Selects two individuals using the GeneticIter.Select1.bestOf2 selection behavior.

GeneticIter.Select2.bestOf3

Selects two individuals using the GeneticIter.Select1.bestOf3 selection behavior.

GeneticIter.Select2.bestOfN(n)

Selects two individuals using the Select1.bestOfN(n) selection behavior.

GeneticIter.Select2.fittestAndRandom

Selects the fittest individual and a random individual from the population.

Generator

The geneticIter is iterable using the for..of loop. Every iteration returns an array of objects.

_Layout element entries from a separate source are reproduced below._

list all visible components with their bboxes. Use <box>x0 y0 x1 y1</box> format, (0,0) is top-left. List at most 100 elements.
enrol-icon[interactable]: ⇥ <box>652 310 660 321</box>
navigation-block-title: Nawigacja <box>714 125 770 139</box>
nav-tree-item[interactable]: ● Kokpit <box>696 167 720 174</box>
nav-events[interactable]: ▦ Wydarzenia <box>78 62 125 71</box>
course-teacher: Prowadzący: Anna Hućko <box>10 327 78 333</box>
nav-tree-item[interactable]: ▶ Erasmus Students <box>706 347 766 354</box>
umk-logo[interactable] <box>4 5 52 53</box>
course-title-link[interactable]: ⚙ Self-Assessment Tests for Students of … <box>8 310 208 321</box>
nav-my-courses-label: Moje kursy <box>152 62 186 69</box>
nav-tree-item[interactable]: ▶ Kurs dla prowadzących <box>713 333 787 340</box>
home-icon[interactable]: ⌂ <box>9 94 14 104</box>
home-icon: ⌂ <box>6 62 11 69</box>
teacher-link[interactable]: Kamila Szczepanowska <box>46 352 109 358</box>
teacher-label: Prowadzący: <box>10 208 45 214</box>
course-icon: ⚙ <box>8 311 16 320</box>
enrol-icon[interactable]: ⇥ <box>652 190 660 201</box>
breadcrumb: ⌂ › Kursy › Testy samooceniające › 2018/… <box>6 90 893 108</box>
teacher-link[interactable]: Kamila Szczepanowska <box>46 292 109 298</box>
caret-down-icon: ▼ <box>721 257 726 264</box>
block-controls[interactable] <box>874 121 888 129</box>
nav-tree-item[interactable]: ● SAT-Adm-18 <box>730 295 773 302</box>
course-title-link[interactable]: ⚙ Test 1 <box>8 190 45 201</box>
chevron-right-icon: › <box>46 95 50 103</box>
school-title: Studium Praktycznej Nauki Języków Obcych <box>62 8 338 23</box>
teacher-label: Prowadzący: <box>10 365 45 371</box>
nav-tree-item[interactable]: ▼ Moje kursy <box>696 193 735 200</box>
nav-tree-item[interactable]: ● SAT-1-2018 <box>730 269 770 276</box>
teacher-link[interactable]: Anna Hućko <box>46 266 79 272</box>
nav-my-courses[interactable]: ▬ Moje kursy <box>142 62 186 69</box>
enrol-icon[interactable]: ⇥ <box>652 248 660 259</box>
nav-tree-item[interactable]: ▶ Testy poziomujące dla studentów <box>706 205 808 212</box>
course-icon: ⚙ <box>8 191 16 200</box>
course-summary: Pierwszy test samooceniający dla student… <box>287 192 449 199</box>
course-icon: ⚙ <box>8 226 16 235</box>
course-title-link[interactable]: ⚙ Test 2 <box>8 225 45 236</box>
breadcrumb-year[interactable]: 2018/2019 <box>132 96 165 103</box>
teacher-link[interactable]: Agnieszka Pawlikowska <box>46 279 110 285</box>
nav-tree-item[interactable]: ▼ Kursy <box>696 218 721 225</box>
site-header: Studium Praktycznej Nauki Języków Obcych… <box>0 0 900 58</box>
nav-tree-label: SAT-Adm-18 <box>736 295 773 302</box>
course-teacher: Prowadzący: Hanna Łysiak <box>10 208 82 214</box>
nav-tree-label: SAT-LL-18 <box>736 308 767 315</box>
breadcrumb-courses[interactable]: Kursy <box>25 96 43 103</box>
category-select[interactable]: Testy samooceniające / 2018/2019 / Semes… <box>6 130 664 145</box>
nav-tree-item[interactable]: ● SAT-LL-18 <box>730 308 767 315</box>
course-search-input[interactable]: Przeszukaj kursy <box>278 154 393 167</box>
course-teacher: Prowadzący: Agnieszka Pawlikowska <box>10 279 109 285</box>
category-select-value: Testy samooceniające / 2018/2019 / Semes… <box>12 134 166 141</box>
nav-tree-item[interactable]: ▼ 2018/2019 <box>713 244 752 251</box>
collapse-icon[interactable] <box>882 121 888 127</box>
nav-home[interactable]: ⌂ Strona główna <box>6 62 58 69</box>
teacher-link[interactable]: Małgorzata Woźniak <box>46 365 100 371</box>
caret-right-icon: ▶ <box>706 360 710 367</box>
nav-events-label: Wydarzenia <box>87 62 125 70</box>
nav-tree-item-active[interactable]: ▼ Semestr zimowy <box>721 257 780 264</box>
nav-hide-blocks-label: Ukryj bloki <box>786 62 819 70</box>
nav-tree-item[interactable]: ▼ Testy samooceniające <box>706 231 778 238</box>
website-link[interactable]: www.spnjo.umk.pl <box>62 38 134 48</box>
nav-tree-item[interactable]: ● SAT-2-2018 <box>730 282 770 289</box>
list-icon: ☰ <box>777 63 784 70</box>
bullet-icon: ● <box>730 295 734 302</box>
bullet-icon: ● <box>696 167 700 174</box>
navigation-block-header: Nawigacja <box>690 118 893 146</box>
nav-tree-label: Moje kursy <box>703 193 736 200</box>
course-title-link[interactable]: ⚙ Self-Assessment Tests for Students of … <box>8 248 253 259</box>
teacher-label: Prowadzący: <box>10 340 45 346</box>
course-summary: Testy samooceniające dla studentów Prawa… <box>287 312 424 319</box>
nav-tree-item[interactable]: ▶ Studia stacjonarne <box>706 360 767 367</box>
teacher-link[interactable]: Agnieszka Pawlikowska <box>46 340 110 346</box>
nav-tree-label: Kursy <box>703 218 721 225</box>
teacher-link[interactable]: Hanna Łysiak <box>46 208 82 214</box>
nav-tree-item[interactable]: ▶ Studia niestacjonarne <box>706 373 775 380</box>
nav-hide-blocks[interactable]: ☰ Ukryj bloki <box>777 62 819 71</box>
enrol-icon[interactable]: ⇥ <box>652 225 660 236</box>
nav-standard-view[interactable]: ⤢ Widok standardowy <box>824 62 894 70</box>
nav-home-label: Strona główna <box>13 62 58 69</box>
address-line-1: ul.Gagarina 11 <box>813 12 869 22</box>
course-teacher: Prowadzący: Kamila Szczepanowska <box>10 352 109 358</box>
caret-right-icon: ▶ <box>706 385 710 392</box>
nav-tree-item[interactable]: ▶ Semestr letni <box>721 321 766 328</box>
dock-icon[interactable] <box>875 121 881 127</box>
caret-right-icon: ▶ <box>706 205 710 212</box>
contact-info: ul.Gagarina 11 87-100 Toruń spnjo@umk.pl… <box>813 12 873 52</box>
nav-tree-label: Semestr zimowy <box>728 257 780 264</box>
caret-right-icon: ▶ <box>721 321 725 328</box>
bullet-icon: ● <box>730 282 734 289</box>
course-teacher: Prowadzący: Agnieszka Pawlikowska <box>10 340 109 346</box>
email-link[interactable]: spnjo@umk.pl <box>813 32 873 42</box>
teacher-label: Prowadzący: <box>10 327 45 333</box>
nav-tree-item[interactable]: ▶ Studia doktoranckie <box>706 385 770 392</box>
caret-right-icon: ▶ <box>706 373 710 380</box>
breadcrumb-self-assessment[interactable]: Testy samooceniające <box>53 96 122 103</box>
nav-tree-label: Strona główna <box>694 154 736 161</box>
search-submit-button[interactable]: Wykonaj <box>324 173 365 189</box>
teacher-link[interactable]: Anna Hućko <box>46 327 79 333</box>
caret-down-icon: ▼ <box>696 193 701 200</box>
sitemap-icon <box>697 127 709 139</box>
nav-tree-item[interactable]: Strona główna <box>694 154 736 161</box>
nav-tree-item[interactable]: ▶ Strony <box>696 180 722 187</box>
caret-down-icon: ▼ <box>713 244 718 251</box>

Every object contains a solution (individual) and the respective fitness score (fitness).

Asynchronous iteration

const delay = require('delay');
 
(async () => {
  let counter = 0
  for (const pop of geneticIter) {
    // ...
    if (counter++ % 100 === 0) {
      await delay(10) // takes 10 ms of pause every 100 attempts
    }
  }
})();

Save/resume

let savePoint
let counter = 0
for (const pop of geneticIter) {
  // ...
  if (counter++ === 10000) {
    savePoint = geneticIter.extractIndividuals() // extract the individuals
  }
}

// ...
const geneticIter2 = new GeneticIter({
  initialPopulation: savePoint,
  // ...
})

for (const pop of geneticIter2) {
  // ...

Stats

You can get some stats about the population like this:

for (const pop of geneticIter) {
  // ...
  console.log(this.calculateStats(pop))
  // returns information about the fitness:
  // max: maximum
  // min: minimum
  // mean: mean
  // stdev: standard deviation

Note: it impacts performance, so it should not be done on every iteration.

Acknowledgements

genetic-js was the main source of inspiration, for the algorithm and the testing (but it was unwieldy to use because of the integration with webworkers). Evolutionary showed a better api using iteration (but I needed a tested and optimised alternative).